Re: [PATCH 2/3] mm/memcg: fix endless iteration in reclaim

From: Michal Hocko
Date: Tue Jan 21 2014 - 03:35:16 EST


On Mon 20-01-14 21:16:36, Hugh Dickins wrote:
> On Fri, 17 Jan 2014, Michal Hocko wrote:
> > On Thu 16-01-14 11:15:36, Hugh Dickins wrote:
> >
> > > I don't believe 19f39402864e was responsible for a reference leak,
> > > that came later. But I think it was responsible for the original
> > > endless iteration (shrink_zone going around and around getting root
> > > again and again from mem_cgroup_iter).
> >
> > So your hang is not within mem_cgroup_iter but you are getting root all
> > the time without any way out?
>
> In the 3.10 and 3.11 cases, yes.

OK, that makes sense.

> > [3.10 code base]
> > shrink_zone
> > [rmdir root]
> > mem_cgroup_iter(root, NULL, reclaim)
> > // prev = NULL
> > rcu_read_lock()
> > last_visited = iter->last_visited // gets root || NULL
> > css_tryget(last_visited) // failed
> > last_visited = NULL [1]
> > memcg = root = __mem_cgroup_iter_next(root, NULL)
> > iter->last_visited = root;
> > reclaim->generation = iter->generation
> >
> > mem_cgroup_iter(root, root, reclaim)
> > // prev = root
> > rcu_read_lock
> > last_visited = iter->last_visited // gets root
> > css_tryget(last_visited) // failed
> > [1]
> >
> > So we indeed can loop here without any progress. I just fail
> > to see how my patch could help. We even do not get down to
> > cgroup_next_descendant_pre.
> >
> > Or am I missing something?
>
> Your patch to 3.12 and 3.13 mem_cgroup_iter_next() doesn't help
> in 3.10 and 3.11, correct. That's why I appended a different patch,
> to mem_cgroup_iter(), for the 3.10 and 3.11 versions of the hang.
>
> >
> > The following should fix this kind of endless loop:
> > diff --git a/mm/memcontrol.c b/mm/memcontrol.c
> > index 194721839cf5..168e5abcca92 100644
> > --- a/mm/memcontrol.c
> > +++ b/mm/memcontrol.c
> > @@ -1221,7 +1221,8 @@ struct mem_cgroup *mem_cgroup_iter(struct mem_cgroup *root,
> > smp_rmb();
> > last_visited = iter->last_visited;
> > if (last_visited &&
> > - !css_tryget(&last_visited->css))
> > + last_visited != root &&
> > + !css_tryget(&last_visited->css))
> > last_visited = NULL;
> > }
> > }
> > @@ -1229,7 +1230,7 @@ struct mem_cgroup *mem_cgroup_iter(struct mem_cgroup *root,
> > memcg = __mem_cgroup_iter_next(root, last_visited);
> >
> > if (reclaim) {
> > - if (last_visited)
> > + if (last_visited && last_visited != root)
> > css_put(&last_visited->css);
> >
> > iter->last_visited = memcg;
>
> Right, that appears to fix 3.10, and seems a better alternative to the
> patch I suggested. I say "appears" because my success in reproducing
> the hang is variable, so when I see that it's "fixed" I cannot be
> quite sure.

Understood.

> I say "seems" because I think yours respects the intention
> of the iterator better than mine, but I've never been convinced that
> the iterator is as sensible as it intends in the face of races.
>
> At the bottom I've appended the version of yours that I've been trying
> on 3.11. I did succeed in reproducing the hang twice on 3.11.10.3
> (which I don't think differs in any essential from 3.11.0 for this issue,
> but after my lack of success with 3.11.0 I tried harder with that.)

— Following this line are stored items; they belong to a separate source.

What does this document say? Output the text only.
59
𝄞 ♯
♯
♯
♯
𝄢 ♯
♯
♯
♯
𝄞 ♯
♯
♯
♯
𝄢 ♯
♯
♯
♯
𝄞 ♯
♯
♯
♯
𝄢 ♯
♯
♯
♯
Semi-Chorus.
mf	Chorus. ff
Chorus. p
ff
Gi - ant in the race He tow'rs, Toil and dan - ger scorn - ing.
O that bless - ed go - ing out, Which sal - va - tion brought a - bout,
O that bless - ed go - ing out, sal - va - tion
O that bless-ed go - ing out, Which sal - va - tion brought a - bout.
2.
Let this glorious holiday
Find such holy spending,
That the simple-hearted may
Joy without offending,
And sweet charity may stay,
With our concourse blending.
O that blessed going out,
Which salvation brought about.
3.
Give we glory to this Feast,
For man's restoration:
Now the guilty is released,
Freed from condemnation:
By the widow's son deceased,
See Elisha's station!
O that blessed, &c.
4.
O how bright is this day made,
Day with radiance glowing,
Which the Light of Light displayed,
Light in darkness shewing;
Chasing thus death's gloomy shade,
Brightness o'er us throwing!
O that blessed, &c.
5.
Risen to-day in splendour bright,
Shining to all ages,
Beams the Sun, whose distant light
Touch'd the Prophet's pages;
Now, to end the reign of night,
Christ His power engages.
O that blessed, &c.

git log points only at 3 patches in mm/memcontrol.c and all of them seem
unrelated.

> More so than in the 3.10 case, I haven't really given it long enough
> with the patch to really assert that it's good; and Greg Thelen came
> across a different reproduction case that I've yet to remind myself
> of and try, I'll have to report back to you later in the week when
> I've run that with your fix.

Great, thanks a lot for your testing. It is really appreciated
especially now that I am quite busy with other internal stuff.

> > Not that I like it much :/
>
> Well, I'm not in love with it, but I do think it's more appropriate
> than mine, if it really does fix the issues.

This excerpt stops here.